# STA303/1002 – Abalone data – Ships data

Abalone data for Q1

In this problem, we are going to analyze a data sets with 4177 subjects data with 8 variables, and will try to predict whether or not the ring of abalone is greater 9 or not. The complete data set description can be found

Below are the list of all variables in the data  set are :

• Sex: nominal variable – takes levels of M, F, and I (infant).

• Length: continuous variable (mm) – Longest shell measurement

• Diameter: continuous variable (mm) – perpendicular to length

• Height: continuous variable (mm) – with meat in shell

• Whole weight: continuous variable (grams) – whole abalone

• Shucked weight: continuous variable (grams) – weight of meat

• Viscera weight: continuous variable (grams) – gut weight (after bleeding)

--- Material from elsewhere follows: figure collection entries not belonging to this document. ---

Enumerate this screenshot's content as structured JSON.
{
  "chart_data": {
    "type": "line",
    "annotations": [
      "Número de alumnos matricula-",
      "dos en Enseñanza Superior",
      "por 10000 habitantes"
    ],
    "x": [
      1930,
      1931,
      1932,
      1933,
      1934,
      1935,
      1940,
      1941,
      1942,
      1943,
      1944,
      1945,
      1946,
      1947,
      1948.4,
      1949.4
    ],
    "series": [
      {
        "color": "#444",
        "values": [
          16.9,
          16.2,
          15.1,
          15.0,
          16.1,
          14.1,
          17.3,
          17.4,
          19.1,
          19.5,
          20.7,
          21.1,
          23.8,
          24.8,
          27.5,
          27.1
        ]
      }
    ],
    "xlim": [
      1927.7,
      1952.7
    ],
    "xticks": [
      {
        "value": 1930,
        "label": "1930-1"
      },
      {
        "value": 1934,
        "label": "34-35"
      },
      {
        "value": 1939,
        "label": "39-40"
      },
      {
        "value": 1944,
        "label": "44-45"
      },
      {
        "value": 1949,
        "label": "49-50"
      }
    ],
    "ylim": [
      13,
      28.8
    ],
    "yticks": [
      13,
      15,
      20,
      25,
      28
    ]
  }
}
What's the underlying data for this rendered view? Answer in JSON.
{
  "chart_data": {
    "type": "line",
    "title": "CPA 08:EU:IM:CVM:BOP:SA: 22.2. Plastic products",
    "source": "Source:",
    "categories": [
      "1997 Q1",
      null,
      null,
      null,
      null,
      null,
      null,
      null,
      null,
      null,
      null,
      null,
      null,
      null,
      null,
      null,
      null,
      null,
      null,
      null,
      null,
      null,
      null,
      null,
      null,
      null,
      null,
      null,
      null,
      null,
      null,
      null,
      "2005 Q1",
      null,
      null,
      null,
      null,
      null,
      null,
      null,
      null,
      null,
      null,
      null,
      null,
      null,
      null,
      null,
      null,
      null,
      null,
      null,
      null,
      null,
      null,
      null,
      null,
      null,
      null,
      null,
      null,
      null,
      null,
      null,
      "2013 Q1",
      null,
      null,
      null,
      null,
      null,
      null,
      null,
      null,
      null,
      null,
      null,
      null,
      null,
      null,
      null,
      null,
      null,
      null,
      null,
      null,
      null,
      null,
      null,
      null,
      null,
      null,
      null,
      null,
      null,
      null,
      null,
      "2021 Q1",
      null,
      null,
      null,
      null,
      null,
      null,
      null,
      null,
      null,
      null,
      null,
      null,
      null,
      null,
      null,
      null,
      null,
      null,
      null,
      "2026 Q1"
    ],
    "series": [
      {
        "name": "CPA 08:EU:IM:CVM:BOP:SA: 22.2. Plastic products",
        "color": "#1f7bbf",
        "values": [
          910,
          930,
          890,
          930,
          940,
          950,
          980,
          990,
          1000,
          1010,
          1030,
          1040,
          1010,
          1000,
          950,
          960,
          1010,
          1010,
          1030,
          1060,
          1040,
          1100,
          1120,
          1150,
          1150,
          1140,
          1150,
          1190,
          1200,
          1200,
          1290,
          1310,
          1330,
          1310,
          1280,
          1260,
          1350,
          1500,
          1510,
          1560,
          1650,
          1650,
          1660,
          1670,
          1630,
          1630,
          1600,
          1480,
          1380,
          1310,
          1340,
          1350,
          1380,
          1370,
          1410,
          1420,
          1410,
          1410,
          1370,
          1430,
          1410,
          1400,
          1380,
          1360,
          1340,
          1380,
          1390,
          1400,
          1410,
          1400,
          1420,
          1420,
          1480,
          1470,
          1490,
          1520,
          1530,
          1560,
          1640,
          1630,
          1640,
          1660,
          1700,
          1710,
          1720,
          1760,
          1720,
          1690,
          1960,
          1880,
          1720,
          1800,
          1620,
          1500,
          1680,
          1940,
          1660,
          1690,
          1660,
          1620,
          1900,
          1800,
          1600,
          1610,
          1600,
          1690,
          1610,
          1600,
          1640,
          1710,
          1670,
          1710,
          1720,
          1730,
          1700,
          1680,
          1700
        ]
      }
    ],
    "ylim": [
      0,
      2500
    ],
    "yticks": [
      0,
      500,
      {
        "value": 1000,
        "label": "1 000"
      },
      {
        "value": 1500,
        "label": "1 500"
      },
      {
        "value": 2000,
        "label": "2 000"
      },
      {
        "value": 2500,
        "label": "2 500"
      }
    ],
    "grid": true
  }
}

• Shell weight: continuous variable (grams) – after being dried

• Rings: integer

We are interested in predicting the rings variable is greater than 9 or not. So you need to creat the binary

response based on it,

Ships data for Q2

We are interested in the number of accidents per month for a sample of ships (a classic example given by McCullagh & Nelder, 1989). The data can be found in the file “ships.csv” and it contains 40 subjects data with 14 variables. The response variable is called ACC. The explicative variables are:

• TYPE: there are 5 ships, labelled as 1-2-3-4-5. Type is a categorical variable, and 5 dummy TA, TB,TC, TD, TE.
•  CONSTRUCTION YEAR: the ships are constructed in one of four periods, leading to the dummy variables T6064, T6569, T7074, T7579.
• MONTHS: a measure for the amount of service months that the ship has already carried out.